As at February 2016, the price of the Brent crude is $35.29. This reduces the total revenue derived from the oil sector and in so doing the foreign exchange because as a member of OPEC (Oil producing exporting countries), Nigeria is given a daily production quota which must not be exceeded. This thereby makes it impossible for Nigeria to increase the total revenue derived from the oil sector by simply increasing her production and supply. Proponents of the oil sector argue that because Nigeria is import dependent and because the main source of Nigeria’s foreign exchange (oil) is on a decline, the Nigerian Naira has no choice but to weaken against the dollar. Apart from that, the dollar has also strengthened within the past decade. The monthly employment/ unemployment report by the Bureau of labor statistics shows the increase in jobs on a monthly basis, thereby depicting a thriving US economy.
Proponents of the Manipulation theory believe that the exchange rate is being manipulated, and it does not depict the true value of the naira.
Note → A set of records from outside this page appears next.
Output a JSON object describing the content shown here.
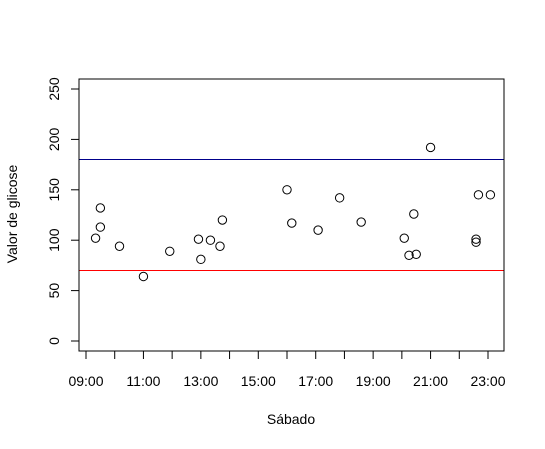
{
  "chart_data": {
    "type": "scatter",
    "title": "",
    "xlabel": "Sábado",
    "ylabel": "Valor de glicose",
    "xlim_hours": [
      9.0,
      23.4
    ],
    "ylim": [
      0,
      260
    ],
    "x_ticks": [
      {
        "label": "09:00",
        "hours": 9
      },
      {
        "label": "11:00",
        "hours": 11
      },
      {
        "label": "13:00",
        "hours": 13
      },
      {
        "label": "15:00",
        "hours": 15
      },
      {
        "label": "17:00",
        "hours": 17
      },
      {
        "label": "19:00",
        "hours": 19
      },
      {
        "label": "21:00",
        "hours": 21
      },
      {
        "label": "23:00",
        "hours": 23
      }
    ],
    "x_minor_ticks_hours": [
      10,
      12,
      14,
      16,
      18,
      20,
      22
    ],
    "y_ticks": [
      0,
      50,
      100,
      150,
      200,
      250
    ],
    "reference_lines": [
      {
        "y": 180,
        "color": "#00008b"
      },
      {
        "y": 70,
        "color": "#ff0000"
      }
    ],
    "grid": false,
    "points": [
      {
        "x": "09:20",
        "y": 102
      },
      {
        "x": "09:30",
        "y": 113
      },
      {
        "x": "09:30",
        "y": 132
      },
      {
        "x": "10:10",
        "y": 94
      },
      {
        "x": "11:00",
        "y": 64
      },
      {
        "x": "11:55",
        "y": 89
      },
      {
        "x": "12:55",
        "y": 101
      },
      {
        "x": "13:00",
        "y": 81
      },
      {
        "x": "13:20",
        "y": 100
      },
      {
        "x": "13:40",
        "y": 94
      },
      {
        "x": "13:45",
        "y": 120
      },
      {
        "x": "16:00",
        "y": 150
      },
      {
        "x": "16:10",
        "y": 117
      },
      {
        "x": "17:05",
        "y": 110
      },
      {
        "x": "17:50",
        "y": 142
      },
      {
        "x": "18:35",
        "y": 118
      },
      {
        "x": "20:05",
        "y": 102
      },
      {
        "x": "20:15",
        "y": 85
      },
      {
        "x": "20:25",
        "y": 126
      },
      {
        "x": "20:30",
        "y": 86
      },
      {
        "x": "21:00",
        "y": 192
      },
      {
        "x": "22:35",
        "y": 98
      },
      {
        "x": "22:35",
        "y": 101
      },
      {
        "x": "22:40",
        "y": 145
      },
      {
        "x": "23:05",
        "y": 145
      }
    ]
  }
}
Dr Ifeanyi Ubah in a recent interview said he could ensure that the Naira appreciates against the dollar in just one month if consulted by the federal government of Nigeria. He even went as far as daring the federal government to seize his NGN 500 billion assets if he did not restore the naira. Barely 24 hours after the interview, the country’s currency tremendously boosted against the US dollar.
Before Ubah’s comment on Monday 22nd of February, the naira was quoted at N370, it however rose to 364 on Tuesday morning, closing trading hours around N340. As at the 26th of February, report says that it is now N290 to a dollar. Am sure you would begin to ask yourself that “hey, what happened to the market forces of demand and supply? Has the price of oil suddenly increased or has Nigeria started exporting another product in high demand?” The thing is that the market is either :
- Being manipulated by aboki’s seeking to exploit the market by profiting highly on the sale of their dollars since they are aware that commercial banks do not sell physical dollars to their Nigerian customers, by speculators demanding for more dollars with the hunch that it would rise later in future.
- Being inflated by fraudsters using Nigeria as a medium to carry out their fraudulent activities (this happens when scammers bring a large amount of foreign exchange derived from their fraudulent activities to Nigeria, they open domiciliary accounts or something, deposit the foreign exchange into their account and within a week or so after the bank would have already started trading with it, demand everything at to be transferred at once to their account abroad. These banks then use the naira to demand for dollars from their counterpart banks abroad, thereby raising the value of the dollar against the naira. This is all in a bid to mask their fraudulent activities because of the Lax financial security in Nigeria)
- The Nigerian government is trying very hard to sustain an unrealistic exchange rate by over supplying the market with dollars, which ends up digging into our foreign exchange reserves.
Andrea Roconcoroni, Gianluca Fusai., Mark Cummins., Handbook of multi commodity markets and products.
Robert F Aguilera., The price of oil.